Twenty-First Century Fox’s fiscal year ended with Q4 earnings per share (EPS) of $0.43 on $8.42 billion in revenue, topping analyst estimates. The media giant was expected to report earnings per share of $0.38 on revenue of $8 billion.
For the fiscal year, EPS was anticipated to be $1.53 on $31.4 billion in revenue; 21st Century Fox posted earnings of $1.67 on revenue of $31.87 billion, besting those forecasts too.
“The Fault in Our Stars,” for example, cost $12 million and brought in $263 million worldwide.
“As we close the fiscal year, I continue to have confidence in our ability to execute our growth plan and drive value for our shareholders,” Murdoch said in a press release. “Our new $6 billion share buyback program, to be executed over the next twelve months, further underscores our disciplined approach to increasing shareholder value.”
On the TV side, a decline in advertising revenue was partly attributed to decreased ratings for “American Idol.” On the subsequent earnings call, Fox executives predicted that the TV numbers will be stronger in fiscal 2015, despite not having the Super Bowl.
The earnings report and call follow Twenty-First Century Fox’s recent attempt tried to purchase Time Warner, which was blocked by the latter company’s board
On Tuesday, the day before earnings were announced, Rupert Murdoch withdrew his offer, stating: “Our proposal had significant strategic merit and compelling financial rationale and our approach had always been friendly. However, Time Warner management and its Board refused to engage with us to explore an offer which was highly compelling.”
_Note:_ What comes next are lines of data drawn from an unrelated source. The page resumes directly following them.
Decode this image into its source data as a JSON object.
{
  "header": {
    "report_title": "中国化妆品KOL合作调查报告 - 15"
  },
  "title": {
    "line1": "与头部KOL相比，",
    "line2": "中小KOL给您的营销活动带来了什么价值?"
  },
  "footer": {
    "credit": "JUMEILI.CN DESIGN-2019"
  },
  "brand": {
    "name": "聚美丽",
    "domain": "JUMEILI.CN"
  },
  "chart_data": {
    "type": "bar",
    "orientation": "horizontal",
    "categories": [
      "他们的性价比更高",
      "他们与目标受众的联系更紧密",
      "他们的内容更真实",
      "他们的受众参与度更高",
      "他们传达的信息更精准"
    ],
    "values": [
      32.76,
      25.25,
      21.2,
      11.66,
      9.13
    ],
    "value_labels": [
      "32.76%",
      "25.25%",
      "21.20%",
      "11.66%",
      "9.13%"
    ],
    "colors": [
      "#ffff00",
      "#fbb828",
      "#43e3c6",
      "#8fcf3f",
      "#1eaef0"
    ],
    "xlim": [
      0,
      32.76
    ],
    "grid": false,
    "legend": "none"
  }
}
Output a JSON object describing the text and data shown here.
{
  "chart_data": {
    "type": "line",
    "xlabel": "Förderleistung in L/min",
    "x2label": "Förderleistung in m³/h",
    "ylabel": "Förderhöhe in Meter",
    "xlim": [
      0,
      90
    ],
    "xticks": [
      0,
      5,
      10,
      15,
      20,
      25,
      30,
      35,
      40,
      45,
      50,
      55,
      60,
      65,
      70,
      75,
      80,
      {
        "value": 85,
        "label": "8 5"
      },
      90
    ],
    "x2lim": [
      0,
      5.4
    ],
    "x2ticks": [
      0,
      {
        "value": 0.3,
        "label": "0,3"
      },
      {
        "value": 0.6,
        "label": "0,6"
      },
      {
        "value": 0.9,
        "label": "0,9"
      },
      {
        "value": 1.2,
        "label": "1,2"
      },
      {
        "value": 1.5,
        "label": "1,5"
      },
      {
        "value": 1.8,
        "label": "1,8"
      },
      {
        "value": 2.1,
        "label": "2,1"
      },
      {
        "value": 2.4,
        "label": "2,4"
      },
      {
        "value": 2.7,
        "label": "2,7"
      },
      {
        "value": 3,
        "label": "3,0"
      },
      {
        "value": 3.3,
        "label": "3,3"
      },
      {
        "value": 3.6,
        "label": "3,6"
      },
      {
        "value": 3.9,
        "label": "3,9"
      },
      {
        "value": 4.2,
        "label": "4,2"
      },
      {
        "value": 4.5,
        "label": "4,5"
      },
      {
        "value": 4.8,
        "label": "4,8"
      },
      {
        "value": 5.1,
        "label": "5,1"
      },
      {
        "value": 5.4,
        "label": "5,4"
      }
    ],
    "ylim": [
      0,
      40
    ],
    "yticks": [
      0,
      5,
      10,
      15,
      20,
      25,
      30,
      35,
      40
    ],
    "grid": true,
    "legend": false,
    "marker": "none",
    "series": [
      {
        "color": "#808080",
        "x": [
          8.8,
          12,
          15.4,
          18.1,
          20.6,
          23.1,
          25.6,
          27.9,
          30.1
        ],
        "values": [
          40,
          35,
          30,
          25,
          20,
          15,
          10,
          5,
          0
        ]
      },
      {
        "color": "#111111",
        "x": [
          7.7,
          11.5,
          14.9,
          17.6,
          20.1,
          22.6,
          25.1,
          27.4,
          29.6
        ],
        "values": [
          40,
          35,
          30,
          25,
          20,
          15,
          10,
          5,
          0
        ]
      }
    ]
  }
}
A day later, earlier on Wednesday, Jeff Bewkes’ company reported strong second quarter earnings, including a three percent raise in revenue to $6.8 billion and a 17 percent jump in adjusted operating income to $1.6 billion. Time Warner earned 98 cents per share, far surpassing analysts’ estimates of 84 cents.
Time Warner’s board initially rejected Murdoch’s offer of roughly $80 billion — or $85 per share — split around 40 percent cash and 60 percent stock, on the grounds that no offer that Fox can generate will match the value that Time Warner can provide its shareholders.
The Fox offer was about 25 percent higher than the current stock value, which drove prices up on the market.
In a swift response to the takeover attempt, Time Warner’s board removed a special meeting provision, which would have otherwise given shareholders an opportunity to approve the sale to Murdoch’s company.